Politik

«Soziale Medien sind die Zuckerwatte der Kommunikation»

Der «Szeni» Rainer Kuhn gründete in den 90er Jahren das Magazin Kult, zwei Jahre lang führte er die Gemeindezeitung «Maurmer Post». Jetzt bringt er ein neues Live-Album heraus. Im Interview spricht er über Medien, Musik und die Gemeinde Maur.

Rainer Kuhn beim Abmischen seines neuen Live-Albums. (Foto: Deborah von Wartburg), Rainer Kuhn beim Abmischen seines neuen Live-Albums. Hier mit Cyrill Camenzind vom Powerplay Tonstudio in Maur. (Foto: Deborah von Wartburg)

«Soziale Medien sind die Zuckerwatte der Kommunikation»
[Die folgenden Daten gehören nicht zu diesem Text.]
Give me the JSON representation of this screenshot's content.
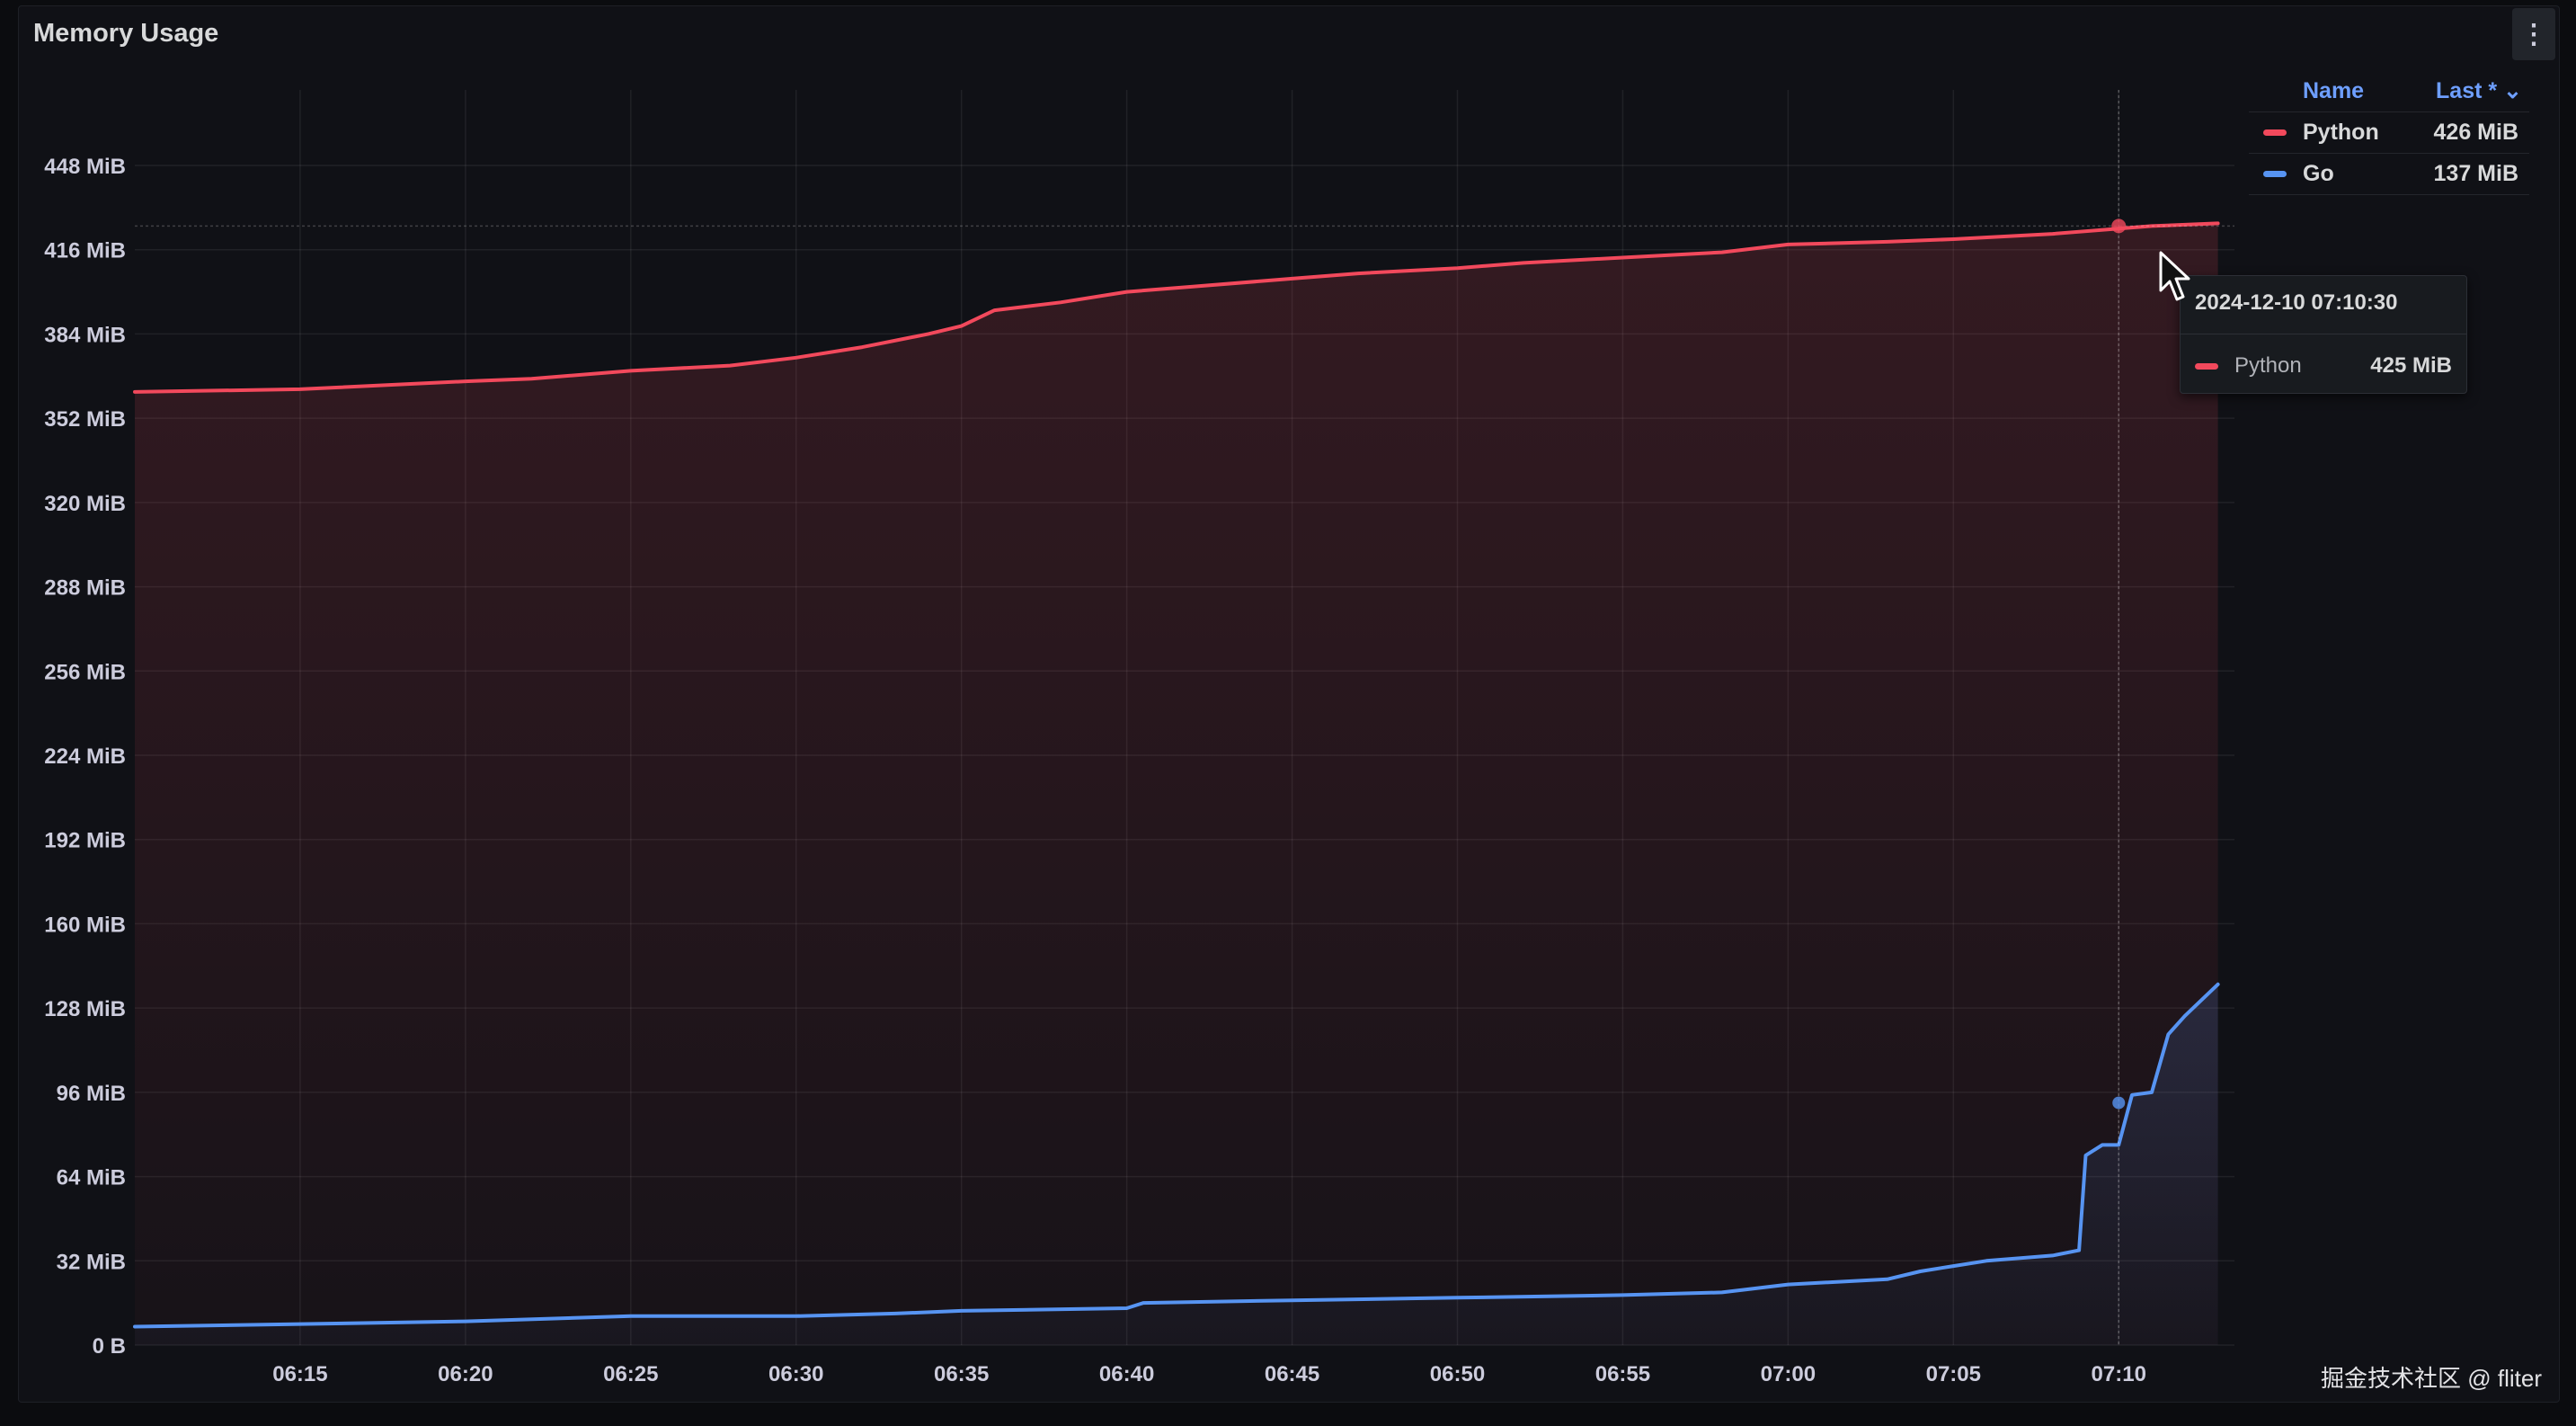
{
  "panel": {
    "title": "Memory Usage",
    "menu_icon": "kebab-menu-icon"
  },
  "legend": {
    "name_header": "Name",
    "last_header": "Last * ⌄",
    "items": [
      {
        "name": "Python",
        "value": "426 MiB",
        "color": "#f2495c"
      },
      {
        "name": "Go",
        "value": "137 MiB",
        "color": "#5794f2"
      }
    ]
  },
  "tooltip": {
    "time": "2024-12-10 07:10:30",
    "series": "Python",
    "value": "425 MiB",
    "color": "#f2495c"
  },
  "watermark": "掘金技术社区 @ fliter",
  "chart_data": {
    "type": "line",
    "title": "Memory Usage",
    "y_unit": "MiB",
    "ylim": [
      0,
      448
    ],
    "y_ticks": [
      {
        "value": 448,
        "label": "448 MiB"
      },
      {
        "value": 416,
        "label": "416 MiB"
      },
      {
        "value": 384,
        "label": "384 MiB"
      },
      {
        "value": 352,
        "label": "352 MiB"
      },
      {
        "value": 320,
        "label": "320 MiB"
      },
      {
        "value": 288,
        "label": "288 MiB"
      },
      {
        "value": 256,
        "label": "256 MiB"
      },
      {
        "value": 224,
        "label": "224 MiB"
      },
      {
        "value": 192,
        "label": "192 MiB"
      },
      {
        "value": 160,
        "label": "160 MiB"
      },
      {
        "value": 128,
        "label": "128 MiB"
      },
      {
        "value": 96,
        "label": "96 MiB"
      },
      {
        "value": 64,
        "label": "64 MiB"
      },
      {
        "value": 32,
        "label": "32 MiB"
      },
      {
        "value": 0,
        "label": "0 B"
      }
    ],
    "x_range": [
      "06:10",
      "07:13"
    ],
    "x_ticks": [
      "06:15",
      "06:20",
      "06:25",
      "06:30",
      "06:35",
      "06:40",
      "06:45",
      "06:50",
      "06:55",
      "07:00",
      "07:05",
      "07:10"
    ],
    "grid": true,
    "legend_position": "right",
    "hover_time": "07:10:30",
    "series": [
      {
        "name": "Python",
        "color": "#f2495c",
        "points": [
          [
            "06:10",
            362
          ],
          [
            "06:15",
            363
          ],
          [
            "06:20",
            366
          ],
          [
            "06:22",
            367
          ],
          [
            "06:25",
            370
          ],
          [
            "06:28",
            372
          ],
          [
            "06:30",
            375
          ],
          [
            "06:32",
            379
          ],
          [
            "06:34",
            384
          ],
          [
            "06:35",
            387
          ],
          [
            "06:36",
            393
          ],
          [
            "06:38",
            396
          ],
          [
            "06:40",
            400
          ],
          [
            "06:42",
            402
          ],
          [
            "06:45",
            405
          ],
          [
            "06:47",
            407
          ],
          [
            "06:50",
            409
          ],
          [
            "06:52",
            411
          ],
          [
            "06:55",
            413
          ],
          [
            "06:58",
            415
          ],
          [
            "07:00",
            418
          ],
          [
            "07:03",
            419
          ],
          [
            "07:05",
            420
          ],
          [
            "07:08",
            422
          ],
          [
            "07:10",
            424
          ],
          [
            "07:11",
            425
          ],
          [
            "07:13",
            426
          ]
        ]
      },
      {
        "name": "Go",
        "color": "#5794f2",
        "points": [
          [
            "06:10",
            7
          ],
          [
            "06:15",
            8
          ],
          [
            "06:20",
            9
          ],
          [
            "06:25",
            11
          ],
          [
            "06:30",
            11
          ],
          [
            "06:33",
            12
          ],
          [
            "06:35",
            13
          ],
          [
            "06:40",
            14
          ],
          [
            "06:40.5",
            16
          ],
          [
            "06:45",
            17
          ],
          [
            "06:50",
            18
          ],
          [
            "06:55",
            19
          ],
          [
            "06:58",
            20
          ],
          [
            "07:00",
            23
          ],
          [
            "07:03",
            25
          ],
          [
            "07:04",
            28
          ],
          [
            "07:05",
            30
          ],
          [
            "07:06",
            32
          ],
          [
            "07:08",
            34
          ],
          [
            "07:08.8",
            36
          ],
          [
            "07:09",
            72
          ],
          [
            "07:09.5",
            76
          ],
          [
            "07:10",
            76
          ],
          [
            "07:10.4",
            95
          ],
          [
            "07:11",
            96
          ],
          [
            "07:11.5",
            118
          ],
          [
            "07:12",
            125
          ],
          [
            "07:13",
            137
          ]
        ]
      }
    ]
  }
}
Rainer Kuhn steht vor den Powerplay-Tonstudios in Maur und blickt auf den Greifensee. Er trägt eng anliegende, löchrige Jeans, ein schwarzes Jacket und fingerlose Handschuhe. Vor dem Interview raucht er noch schnell eine Zigarette. Das glatte, schulterlange Haar trägt er offen, so dass es ihm beim Reden immer wieder ins Gesicht fällt.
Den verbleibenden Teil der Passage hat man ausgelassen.